Abstract

Accounting for a large portion of the hospital’s total revenue and cost, better management of the operating rooms is extremely important in improving healthcare resource utilization. This paper investigates the Operating Rooms (ORs) Planning and Scheduling Problem in a hospital with a modified block scheduling policy. Thus, the candidate patients have to be assigned a date and an operating room/block as well as being sequenced in the assigned operating rooms/blocks. A reserved slack policy is considered to take care of the arrival of emergency patients. Surgery durations are considered to be randomly distributed. In this regard, a stochastic mixed integer linear programming model is proposed that includes different patient, staff and surgeon preferences: minimization of the total patient waiting time, the tardiness, the number of cancellations, the patient surgery start times, the block overtime, the number of surgeon’s surgery days within the planning horizon and the sum of the idle times of the surgeons.
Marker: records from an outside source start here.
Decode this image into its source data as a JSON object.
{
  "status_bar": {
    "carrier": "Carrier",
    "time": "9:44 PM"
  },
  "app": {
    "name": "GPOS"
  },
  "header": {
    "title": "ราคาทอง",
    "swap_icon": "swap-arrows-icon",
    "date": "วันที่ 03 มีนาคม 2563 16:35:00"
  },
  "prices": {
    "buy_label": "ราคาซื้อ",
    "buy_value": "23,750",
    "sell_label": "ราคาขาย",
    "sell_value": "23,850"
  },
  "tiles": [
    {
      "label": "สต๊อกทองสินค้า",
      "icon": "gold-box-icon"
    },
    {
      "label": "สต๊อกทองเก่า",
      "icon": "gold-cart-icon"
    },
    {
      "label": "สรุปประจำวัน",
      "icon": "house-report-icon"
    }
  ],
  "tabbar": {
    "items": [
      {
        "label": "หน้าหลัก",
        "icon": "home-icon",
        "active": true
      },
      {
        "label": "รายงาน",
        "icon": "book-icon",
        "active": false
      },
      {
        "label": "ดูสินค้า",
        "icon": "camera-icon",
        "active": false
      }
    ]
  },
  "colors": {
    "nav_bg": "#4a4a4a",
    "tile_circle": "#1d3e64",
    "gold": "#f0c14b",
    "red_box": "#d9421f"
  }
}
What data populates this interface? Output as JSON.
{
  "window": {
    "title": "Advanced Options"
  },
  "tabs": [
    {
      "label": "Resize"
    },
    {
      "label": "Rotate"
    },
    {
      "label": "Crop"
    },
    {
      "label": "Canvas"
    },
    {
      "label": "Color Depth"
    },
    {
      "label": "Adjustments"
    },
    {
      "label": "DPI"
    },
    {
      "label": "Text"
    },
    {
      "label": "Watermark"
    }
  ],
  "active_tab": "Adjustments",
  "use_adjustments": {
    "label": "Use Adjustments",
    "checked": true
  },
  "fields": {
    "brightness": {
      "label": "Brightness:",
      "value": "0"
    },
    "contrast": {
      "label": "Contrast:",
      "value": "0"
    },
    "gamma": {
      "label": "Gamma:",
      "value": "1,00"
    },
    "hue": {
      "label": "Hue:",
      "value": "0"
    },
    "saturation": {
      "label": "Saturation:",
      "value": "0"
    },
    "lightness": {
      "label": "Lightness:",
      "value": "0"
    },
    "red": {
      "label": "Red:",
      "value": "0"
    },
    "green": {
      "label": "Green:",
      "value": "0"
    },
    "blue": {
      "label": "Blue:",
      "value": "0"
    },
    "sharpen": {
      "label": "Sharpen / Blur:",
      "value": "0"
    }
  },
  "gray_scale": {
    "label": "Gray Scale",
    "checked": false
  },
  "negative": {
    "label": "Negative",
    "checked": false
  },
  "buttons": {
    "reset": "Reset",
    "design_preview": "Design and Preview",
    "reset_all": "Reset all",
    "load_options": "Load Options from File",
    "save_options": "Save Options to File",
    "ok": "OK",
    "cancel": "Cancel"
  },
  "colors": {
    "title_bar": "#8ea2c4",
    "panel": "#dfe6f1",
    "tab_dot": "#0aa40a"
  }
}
Two different 2-phase heuristic solution approaches are developed in a rolling horizon framework in order to solve the Adaptive ORs Planning and Scheduling Problem. The efficiency of the solution framework is surveyed by applying real data obtained from hospital records through numerical experiments. The results show that the developed solution framework significantly outperforms the commercial solver CPLEX in terms of solution quality and CPU time, in medium- as well as in large-sized problems. Furthermore, the results show that the assumptions and features made to the formulation (i.e. the modified block scheduling policy, the reserved slack policy, and the stochastic surgery durations) will result in more efficient solutions.